Kim April 7, 2008, 4:40 pm

Hmm… so. My first aconite bloomed today. I did soak them extra-long (like, 3 days, in successively fresh water) to get rid of any wrinkles in the bulbs. Maybe that’s the key, more so than sweet soil, and mentioned in the comments above?

Kim April 5, 2008, 1:07 pm

Hmm. Well, if I don’t see mine EVER show up, I am definitely going to blame my acidic soil. Mind you, I’m one of *those* people who advocates testing your soil but who never has herself… but if blueberries grow okay here, then I’m guessing I don’t have sweet soil! 🙂

kerri April 4, 2008, 2:19 pm

I’d like to try planting aconites, but I’m beginning to wonder if I shouldn’t just stick to something less dicey. Let’s just say, if someone offers me a handful, I’ll be happy to try them, but I doubt that will happen, since I haven’t seen them around much, and certainly not in large quantities.
I hope you’ll enjoy the Spring Fling Kathy! I’ll look forward to hearing all about it.

Kelly April 3, 2008, 6:44 pm

I had a neighbor when we lived in Virginia who supplied me with shovels-full of aconites in the green (and snowdrops, too, by the way) – our soil there was acidic and clay – but time was on her side: the plantings were 40+ years old.

Congrats on the piece in Horticulture, Kathy!

Don April 2, 2008, 10:03 pm

This is the kind of bulb where a British writer will always tell you to just ask a gardening friend to fork you up a growing patch of them from their garden. Grrrr.

Mr. McGregor's Daughter April 2, 2008, 12:23 pm

I can’t recall which species of Eranthis I have (if I ever knew). I can’t even remember where I got them. My soil is close to neutral or very slightly acid. Although I seem to have only a few this year, I have found quite a few seedlings out there now that will be blooming size in a couple of years. Part of the problem seems to be that a clump of Phlox divaricata has spread over them and may be smothering them. It might be time to move them to an area where they’ll have a bit more room.

tedb April 2, 2008, 10:45 am

My soil is neutral to alkaline sandy loam in western WI and I’ve struggled with them.

Two and a half years ago I decided to try agin with bulbs from Van Engelen and they bloomed well the next spring and the year after. This year though they haven’t made any appearance yet. Snowdrops are blooming, crocus are emerging, maybe the aconites are just late.

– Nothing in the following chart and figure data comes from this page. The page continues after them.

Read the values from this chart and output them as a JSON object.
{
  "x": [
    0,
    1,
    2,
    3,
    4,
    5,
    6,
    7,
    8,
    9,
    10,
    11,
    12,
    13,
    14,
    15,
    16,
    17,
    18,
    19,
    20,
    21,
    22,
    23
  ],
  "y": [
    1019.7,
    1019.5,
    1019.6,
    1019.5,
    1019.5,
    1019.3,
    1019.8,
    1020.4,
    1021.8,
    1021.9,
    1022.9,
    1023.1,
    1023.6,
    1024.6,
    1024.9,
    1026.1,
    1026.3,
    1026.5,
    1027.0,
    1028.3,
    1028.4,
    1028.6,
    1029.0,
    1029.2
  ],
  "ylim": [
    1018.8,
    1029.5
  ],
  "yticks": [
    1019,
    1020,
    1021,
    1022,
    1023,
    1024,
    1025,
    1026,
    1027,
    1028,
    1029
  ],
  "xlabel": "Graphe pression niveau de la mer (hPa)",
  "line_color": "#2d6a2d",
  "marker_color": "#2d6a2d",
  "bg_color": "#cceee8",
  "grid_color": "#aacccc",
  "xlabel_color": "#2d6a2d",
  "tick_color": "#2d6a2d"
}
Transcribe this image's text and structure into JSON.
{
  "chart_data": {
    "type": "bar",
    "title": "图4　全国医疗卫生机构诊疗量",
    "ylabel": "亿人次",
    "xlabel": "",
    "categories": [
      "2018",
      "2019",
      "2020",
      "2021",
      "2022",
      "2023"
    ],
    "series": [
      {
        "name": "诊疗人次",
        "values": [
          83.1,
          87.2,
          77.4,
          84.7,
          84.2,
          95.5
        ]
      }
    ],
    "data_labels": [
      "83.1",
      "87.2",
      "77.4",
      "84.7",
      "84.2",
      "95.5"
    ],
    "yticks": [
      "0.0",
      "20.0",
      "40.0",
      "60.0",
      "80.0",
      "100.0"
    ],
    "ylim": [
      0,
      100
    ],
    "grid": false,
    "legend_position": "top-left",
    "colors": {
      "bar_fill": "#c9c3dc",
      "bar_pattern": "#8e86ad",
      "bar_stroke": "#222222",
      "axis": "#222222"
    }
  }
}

I happened to have Louis Beebe Wilder’s book ‘Adventures with Hardy Bulbs’ next to me when I turned on my computer. She’s from NY and grew Eranthis on “quite acidic” soil. Here is what she says about failures:

“One often hears of many disappointments where plantations of Winter Aconites have been attempted, and the reason is almost invariably that the tubers have been kept too long out of th ground. It is imperitive to secure them early, in July or August, and to put them in the ground at once. If planting is delayed until the usual September or October bulb-planting season, virtue will have gone out of them and few will sprout.”

Good luck trying to get one of the big dutch merchants to ship something in July. I guess I’ll just keep trying and hope they eventually catch.


entangled April 2, 2008, 8:12 am

Aha, acid clay is exactly the kind of soil I’ve been trying to grow these in for 20+ years. I always thought mine were E. hyemalis, but I planted them so long ago I don’t even remember where I bought them. Now I wonder if the survivors are actually E. cilicica. I’ll have to take a closer look at them.

Kathy Purdy April 2, 2008, 7:07 am

Shucks. I probably ought to stick with snowdrops. They seem to grow for me like eranthis do for Barbee.

Don April 1, 2008, 11:55 pm

You’re right; eranthis likes neutral to alkaline soils, and the Brits (who know about such things) say eranthis multiplies much faster in alkaline soil, and sometimes dies out in acid clay. Soaking the tubers before planting does help (I put them in moist sand for a few days). But there’s no substitute for getting fresh tubers from a good supplier. It does look like you have cilicica. The problem I sometimes run into with E. hyemalis and cilicica is that my soil is so loose that these little bulbs sometimes heave out of the ground in late winter, so I’ve taken to putting some small rocks on the surface.

MA April 1, 2008, 10:44 pm

I don’t know about eranthis, but I have to tell you I LOVE the snowdrops on the header on this page. Lovely.